The conventional sequence is: build the product, then find customers. The better sequence is: find the customers, then build the product. An email list is how you find them.
An email list is the only distribution channel you truly own. Social media algorithms change. SEO rankings fluctuate. Paid ads get more expensive. But a list of 500 people who opted in to hear from you about a specific problem? That is an asset that does not depend on any platform's decisions.
Step 1
Create a landing page with one promise: problem you solve and who for
Step 2
Drive traffic from LinkedIn, forums, and direct conversations
Step 3
Send one email per week sharing what you learn as you build
Step 4
Launch to a warm list that converts at 5-15%
Start before you have anything to sell. Create a simple landing page with one promise: 'I am building [solution] for [buyer]. Join the list to get early access and behind-the-scenes updates.' You do not need a product. You need a clear description of the problem you are solving and who you are solving it for.

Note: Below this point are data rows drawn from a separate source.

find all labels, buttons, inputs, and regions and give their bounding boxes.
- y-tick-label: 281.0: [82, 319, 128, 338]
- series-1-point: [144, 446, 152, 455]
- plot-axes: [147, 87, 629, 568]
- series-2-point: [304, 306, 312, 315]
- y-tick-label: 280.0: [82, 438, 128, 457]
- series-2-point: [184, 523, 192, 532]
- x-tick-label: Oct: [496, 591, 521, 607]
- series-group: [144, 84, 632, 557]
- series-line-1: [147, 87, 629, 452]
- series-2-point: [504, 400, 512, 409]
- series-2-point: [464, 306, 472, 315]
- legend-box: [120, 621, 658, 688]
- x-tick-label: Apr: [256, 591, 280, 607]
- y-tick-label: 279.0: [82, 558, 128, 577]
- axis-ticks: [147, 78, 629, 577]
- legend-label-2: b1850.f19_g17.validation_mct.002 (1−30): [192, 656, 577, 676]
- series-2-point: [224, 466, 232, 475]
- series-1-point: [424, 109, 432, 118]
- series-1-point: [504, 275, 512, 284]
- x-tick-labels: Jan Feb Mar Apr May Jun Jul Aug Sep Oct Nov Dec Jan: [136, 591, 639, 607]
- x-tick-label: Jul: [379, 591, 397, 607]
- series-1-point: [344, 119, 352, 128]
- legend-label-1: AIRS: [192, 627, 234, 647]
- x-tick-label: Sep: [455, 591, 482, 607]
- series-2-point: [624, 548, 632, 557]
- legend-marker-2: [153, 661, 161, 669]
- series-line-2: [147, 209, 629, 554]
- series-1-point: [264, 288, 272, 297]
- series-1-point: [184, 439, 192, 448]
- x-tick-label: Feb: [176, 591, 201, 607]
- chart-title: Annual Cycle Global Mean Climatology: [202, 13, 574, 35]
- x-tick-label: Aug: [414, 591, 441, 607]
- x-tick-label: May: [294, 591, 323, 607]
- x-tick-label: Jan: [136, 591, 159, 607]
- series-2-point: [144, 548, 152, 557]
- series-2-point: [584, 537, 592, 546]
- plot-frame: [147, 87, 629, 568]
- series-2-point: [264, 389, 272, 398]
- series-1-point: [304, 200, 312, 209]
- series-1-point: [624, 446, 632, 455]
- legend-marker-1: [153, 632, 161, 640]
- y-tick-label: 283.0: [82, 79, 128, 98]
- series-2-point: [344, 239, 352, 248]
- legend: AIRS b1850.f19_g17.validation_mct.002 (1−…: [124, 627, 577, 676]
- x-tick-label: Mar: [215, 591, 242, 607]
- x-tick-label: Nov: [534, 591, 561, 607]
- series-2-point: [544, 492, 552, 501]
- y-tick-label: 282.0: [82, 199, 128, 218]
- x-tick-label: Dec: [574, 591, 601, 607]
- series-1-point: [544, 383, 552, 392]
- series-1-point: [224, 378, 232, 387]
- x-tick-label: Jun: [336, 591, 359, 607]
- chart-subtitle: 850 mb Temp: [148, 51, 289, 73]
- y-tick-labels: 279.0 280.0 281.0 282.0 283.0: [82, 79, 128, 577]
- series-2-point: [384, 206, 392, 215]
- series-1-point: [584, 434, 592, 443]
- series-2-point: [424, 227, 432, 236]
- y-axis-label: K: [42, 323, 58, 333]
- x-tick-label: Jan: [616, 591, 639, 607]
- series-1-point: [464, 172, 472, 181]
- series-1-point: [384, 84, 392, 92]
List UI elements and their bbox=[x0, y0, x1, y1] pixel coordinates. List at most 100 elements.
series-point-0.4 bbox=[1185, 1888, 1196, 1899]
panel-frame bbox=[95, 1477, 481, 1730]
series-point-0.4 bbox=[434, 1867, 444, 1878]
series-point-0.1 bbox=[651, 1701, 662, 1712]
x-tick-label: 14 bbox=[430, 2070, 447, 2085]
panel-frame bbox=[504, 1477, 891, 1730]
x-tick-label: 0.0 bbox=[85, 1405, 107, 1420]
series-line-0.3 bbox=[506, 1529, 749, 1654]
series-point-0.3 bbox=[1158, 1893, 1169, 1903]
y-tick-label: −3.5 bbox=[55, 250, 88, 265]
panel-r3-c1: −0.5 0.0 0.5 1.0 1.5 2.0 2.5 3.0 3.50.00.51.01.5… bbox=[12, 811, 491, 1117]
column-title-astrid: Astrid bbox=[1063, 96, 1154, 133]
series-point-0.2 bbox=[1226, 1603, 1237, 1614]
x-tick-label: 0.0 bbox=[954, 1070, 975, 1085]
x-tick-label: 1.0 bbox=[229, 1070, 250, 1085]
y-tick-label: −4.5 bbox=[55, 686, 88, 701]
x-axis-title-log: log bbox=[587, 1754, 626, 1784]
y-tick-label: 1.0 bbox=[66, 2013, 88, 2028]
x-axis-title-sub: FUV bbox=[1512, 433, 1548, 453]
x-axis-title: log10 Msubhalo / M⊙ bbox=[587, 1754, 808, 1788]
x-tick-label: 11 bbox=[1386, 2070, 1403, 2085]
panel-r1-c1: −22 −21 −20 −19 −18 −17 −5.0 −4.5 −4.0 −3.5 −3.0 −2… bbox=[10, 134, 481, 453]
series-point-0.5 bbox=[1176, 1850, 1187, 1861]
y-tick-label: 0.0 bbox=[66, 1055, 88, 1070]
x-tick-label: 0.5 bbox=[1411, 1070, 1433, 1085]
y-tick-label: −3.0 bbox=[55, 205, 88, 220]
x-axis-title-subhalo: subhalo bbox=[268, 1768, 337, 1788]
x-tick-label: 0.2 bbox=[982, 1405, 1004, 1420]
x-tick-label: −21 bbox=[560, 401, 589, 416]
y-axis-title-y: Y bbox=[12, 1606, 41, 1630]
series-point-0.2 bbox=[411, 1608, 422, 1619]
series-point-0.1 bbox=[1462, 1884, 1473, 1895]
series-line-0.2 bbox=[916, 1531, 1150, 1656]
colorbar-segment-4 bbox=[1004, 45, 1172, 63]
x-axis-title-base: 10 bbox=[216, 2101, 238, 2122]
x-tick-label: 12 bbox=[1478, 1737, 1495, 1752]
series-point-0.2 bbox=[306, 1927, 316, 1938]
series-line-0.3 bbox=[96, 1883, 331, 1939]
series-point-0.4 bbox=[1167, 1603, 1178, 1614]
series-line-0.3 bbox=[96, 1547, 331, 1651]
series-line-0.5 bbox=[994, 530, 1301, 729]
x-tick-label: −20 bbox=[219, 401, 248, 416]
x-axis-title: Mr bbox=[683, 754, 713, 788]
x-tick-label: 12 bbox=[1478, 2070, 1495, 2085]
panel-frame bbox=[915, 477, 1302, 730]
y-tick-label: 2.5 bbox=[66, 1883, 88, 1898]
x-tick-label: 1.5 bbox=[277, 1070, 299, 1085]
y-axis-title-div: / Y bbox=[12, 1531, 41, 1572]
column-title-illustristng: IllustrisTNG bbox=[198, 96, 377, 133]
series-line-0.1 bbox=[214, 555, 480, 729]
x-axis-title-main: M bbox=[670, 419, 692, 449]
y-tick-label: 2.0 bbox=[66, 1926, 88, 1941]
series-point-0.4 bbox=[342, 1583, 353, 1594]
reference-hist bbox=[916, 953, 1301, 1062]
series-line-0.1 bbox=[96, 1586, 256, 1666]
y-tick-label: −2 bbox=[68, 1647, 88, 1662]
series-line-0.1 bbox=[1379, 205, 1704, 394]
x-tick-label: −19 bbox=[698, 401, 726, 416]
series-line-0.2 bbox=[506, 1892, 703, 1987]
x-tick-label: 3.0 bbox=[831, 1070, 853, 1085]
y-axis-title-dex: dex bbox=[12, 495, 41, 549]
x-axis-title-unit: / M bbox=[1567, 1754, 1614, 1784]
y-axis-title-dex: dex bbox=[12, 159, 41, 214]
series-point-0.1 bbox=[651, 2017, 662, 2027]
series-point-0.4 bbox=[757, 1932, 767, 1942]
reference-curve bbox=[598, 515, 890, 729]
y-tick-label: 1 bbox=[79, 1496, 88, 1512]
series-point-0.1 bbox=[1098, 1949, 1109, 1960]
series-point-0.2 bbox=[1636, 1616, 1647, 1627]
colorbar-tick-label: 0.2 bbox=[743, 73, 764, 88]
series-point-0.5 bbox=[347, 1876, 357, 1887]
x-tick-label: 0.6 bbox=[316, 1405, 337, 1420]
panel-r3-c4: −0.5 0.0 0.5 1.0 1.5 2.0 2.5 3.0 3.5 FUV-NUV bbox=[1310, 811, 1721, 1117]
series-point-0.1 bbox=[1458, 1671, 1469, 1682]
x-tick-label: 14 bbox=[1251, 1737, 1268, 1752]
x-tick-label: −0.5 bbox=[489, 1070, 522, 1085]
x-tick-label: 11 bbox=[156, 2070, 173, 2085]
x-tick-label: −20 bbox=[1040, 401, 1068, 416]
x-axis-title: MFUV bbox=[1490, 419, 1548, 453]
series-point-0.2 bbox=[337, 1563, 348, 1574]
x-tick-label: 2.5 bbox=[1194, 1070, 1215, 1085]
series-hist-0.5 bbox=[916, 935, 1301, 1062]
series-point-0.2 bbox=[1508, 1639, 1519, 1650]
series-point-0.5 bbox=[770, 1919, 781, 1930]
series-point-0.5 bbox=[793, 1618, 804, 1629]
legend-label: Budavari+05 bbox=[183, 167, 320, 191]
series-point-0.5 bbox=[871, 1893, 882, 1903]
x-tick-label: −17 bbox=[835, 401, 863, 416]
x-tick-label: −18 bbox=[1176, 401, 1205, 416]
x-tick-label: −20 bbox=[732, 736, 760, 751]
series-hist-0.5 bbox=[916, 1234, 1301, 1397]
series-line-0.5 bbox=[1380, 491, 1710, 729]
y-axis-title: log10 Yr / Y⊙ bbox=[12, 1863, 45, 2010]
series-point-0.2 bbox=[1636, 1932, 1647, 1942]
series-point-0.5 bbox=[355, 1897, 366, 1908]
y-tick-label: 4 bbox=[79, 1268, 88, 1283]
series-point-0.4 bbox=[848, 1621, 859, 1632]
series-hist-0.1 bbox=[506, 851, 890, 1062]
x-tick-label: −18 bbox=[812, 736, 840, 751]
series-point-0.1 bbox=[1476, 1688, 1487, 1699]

“An email list is the only distribution channel you truly own.”
Drive traffic to the landing page from wherever your buyers already spend time. LinkedIn posts about the problem you are solving, with a link to the landing page in your profile. Comments in industry forums. Direct messages to people you have spoken with during your validation conversations. Every touchpoint should lead to the same place.
An email list is the only distribution channel you truly own.
Send one email per week to your list. Share what you are learning as you build. 'This week I spoke with three potential buyers and discovered that the real pain is not X, it is Y. Here is what that means for the product.' This builds trust, keeps subscribers engaged, and creates a feedback loop that improves your product before it launches.
By the time you are ready to launch, your list contains people who have been following your journey, understand the problem, and trust that you are building something thoughtful. Your launch email is not a cold announcement to strangers. It is a warm invitation to people who have been waiting for it.
The numbers are straightforward. A well-built email list converts at 5 to 15 percent on a launch offer. If you have 500 subscribers, that is 25 to 75 first customers. If you have 200, that is 10 to 30. Either number is a far better starting position than launching to zero.
Every week you delay building your list is a week of potential subscribers you lose. The list compounds. Start with a simple page, a clear promise, and one email per week. The product can come later. The list cannot wait.